Diminished agricultural production and unhealthy imports are
contributing to some of the world’s highest obesity and diabetes rates
in the Pacific Islands. Thousands of kilometres away from this backdrop,
high-level officials are gathering for the only second-ever global nutrition conference in Rome, starting 19 November, to consolidate agreement on an international framework to improve nutrition.
Six out of the 10 countries with the world’s highest diabetes prevalence
are in the Pacific Islands, according to the Belgium-based
International Diabetes Federation. In Fiji, two people undergo limb
amputations almost daily due to the disease, according to local media.
“Non-communicable diseases [NCDs] have been declared a crisis for the
Pacific. Most of it is [due to] the food environment where people live,
where there are just not many healthy options,” Peter Sousa Hoejskov, a
technical officer for food safety and non-communicable diseases with the
UN World Health Organization (WHO) based in Suva, Fiji’s capital, told
IRIN.
Warning signs for NCD are mounting: According to WHO, in at least 10 out
of 14 inhabited Pacific island countries where health data is gathered,
more than half the population is overweight.
Residents in 14 Pacific island countries and five nearby “territories”
who used to consume home-grown foods like root crops, or other
locally-produced foods, have over the past decade increasingly turned to
low-cost, low-nutrient, processed foods imported from abroad.
Some 27 percent of the food consumed on Vanuatu Island is imported; the figure goes up to 91 percent in the Marshall Islands.
With agriculture yields on the decline, high-sugar and high-sodium packaged goods have become the “new staples”.

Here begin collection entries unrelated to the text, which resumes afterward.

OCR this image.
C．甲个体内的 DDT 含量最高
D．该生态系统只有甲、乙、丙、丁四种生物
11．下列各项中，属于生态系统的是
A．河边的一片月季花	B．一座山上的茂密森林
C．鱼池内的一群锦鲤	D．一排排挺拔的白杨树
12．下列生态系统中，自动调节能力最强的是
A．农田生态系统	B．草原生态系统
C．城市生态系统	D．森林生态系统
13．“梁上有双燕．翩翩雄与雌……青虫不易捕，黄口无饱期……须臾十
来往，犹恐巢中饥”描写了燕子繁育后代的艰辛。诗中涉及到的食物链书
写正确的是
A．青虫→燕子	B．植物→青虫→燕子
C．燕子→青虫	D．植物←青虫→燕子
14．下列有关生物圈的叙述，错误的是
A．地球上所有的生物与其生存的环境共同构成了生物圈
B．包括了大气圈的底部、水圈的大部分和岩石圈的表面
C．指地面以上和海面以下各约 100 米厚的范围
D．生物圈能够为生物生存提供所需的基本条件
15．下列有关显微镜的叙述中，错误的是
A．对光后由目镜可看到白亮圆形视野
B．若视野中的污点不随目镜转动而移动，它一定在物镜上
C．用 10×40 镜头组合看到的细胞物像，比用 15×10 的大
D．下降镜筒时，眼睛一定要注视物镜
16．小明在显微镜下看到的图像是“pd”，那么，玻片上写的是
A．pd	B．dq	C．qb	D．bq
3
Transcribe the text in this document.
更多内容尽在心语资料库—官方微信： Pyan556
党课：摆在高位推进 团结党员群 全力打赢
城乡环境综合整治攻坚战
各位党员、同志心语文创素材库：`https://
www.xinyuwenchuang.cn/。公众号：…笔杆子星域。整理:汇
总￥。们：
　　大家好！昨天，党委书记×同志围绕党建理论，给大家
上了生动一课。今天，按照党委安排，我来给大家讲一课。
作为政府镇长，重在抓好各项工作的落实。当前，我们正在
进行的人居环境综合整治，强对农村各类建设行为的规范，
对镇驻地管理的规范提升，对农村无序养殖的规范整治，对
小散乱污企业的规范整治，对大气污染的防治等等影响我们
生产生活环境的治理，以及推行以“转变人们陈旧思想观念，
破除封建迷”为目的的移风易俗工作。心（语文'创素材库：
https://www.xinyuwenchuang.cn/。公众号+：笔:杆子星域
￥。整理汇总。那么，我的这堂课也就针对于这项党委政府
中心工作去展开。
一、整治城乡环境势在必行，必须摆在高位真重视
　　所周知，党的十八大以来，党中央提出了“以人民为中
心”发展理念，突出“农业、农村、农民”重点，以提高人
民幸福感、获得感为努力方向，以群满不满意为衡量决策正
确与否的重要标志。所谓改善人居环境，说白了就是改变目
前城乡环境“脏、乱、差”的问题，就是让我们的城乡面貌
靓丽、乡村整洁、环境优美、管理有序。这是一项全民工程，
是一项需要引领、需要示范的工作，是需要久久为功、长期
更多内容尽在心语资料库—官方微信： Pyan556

The traditional staple sweet potato has 55mg of sodium per serving and
negligible fat; one serving of instant noodles has 1000mg of sodium and
is 20 percent fat.
According to a 2012 Secretariat of the Pacific Community (SPC - an
intergovernmental organization made up of 26 nations) vulnerability
analysis, “significant pests and disease, combined with reduced soil
fertility, are among the many factors impacting agriculture production
in the communities.”
While agricultural data is generally scant for this part of the world, community testimony abounds.
Yams and sweet potatoes in Isabel Province of Solomon Islands typically
took three months from planting to harvest, with nearly all planted
seeds yielding crops, but now, villagers say, they take at least five
months, and less than half a planted field bears fruit.
Experts say changes are needed in the islands’ food supply structure to support local agriculture.
A principal driver of the consumption of unhealthy imported food, said
Hoejskov, is that healthy, domestically-produced food is neither
plentiful nor cheap enough to compete with low-priced imports, and the
time needed to deliver local perishables to isolated islands - up to a
week by plane, boat, and truck - is too long for them to survive.
In Honiara, the capital of the Solomon Islands, IRIN found that while a
packet of instant noodles costs 26-70 US cents, locally grown cassava or
sweet potato tubers cost 21 times that amount.
“The youngest person to come to the clinic with diabetes type 2 was only 11 years old,” said Kama, a Fijian nutritionist.
“Until very recently people didn't even understand the negative health
consequences of high fat, high sodium food imports,” said Stephen
McGarvey, an epidemiologist and director of Brown University's
International Health Institute. WHO is currently working with Pacific
Island governments to develop food safety standards, and ensure
nutrition labels are accurate and understandable to their populations.
The economic interests behind the food industries from countries
exporting to the Pacific Islands make prohibitions on products deemed
unhealthy difficult, according to Hoejskov.
For example, when Samoa tried to block turkey tails (a popular but
gristly meat cut made up of 42 percent fat) from the US in 2007 for
health reasons, the US brought the case before the World Trade
Organization (WTO) and in 2012, the WTO gave Samoa 12 months to
eliminate the ban in order to remain a member. By May 2013, turkey tails were back on the Samoan table.
Similarly, in 2004, Tonga's Ministry of Health campaigned to ban mutton
flaps - the 50 percent fat sheep belly offcuts generally used for dog
food in the exporting country, New Zealand - which had become a major
staple in Tongan households. But Tonga's pledge to join the WTO
eventually trumped health concerns, and policies were scrapped by the
time it finally joined in 2007.
A decade later, trade is not making good health any easier, noted Roger
Mathisen, a Hanoi-based nutrition consultant working in Southeast Asia.
“Emerging threats [include] the new and controversial dispute chapters
in international trade agreements such as the Trans Pacific Partnership
(TPP) for the [food] industry to circumvent government’s sovereignty to
enforce health and environment protection policies.”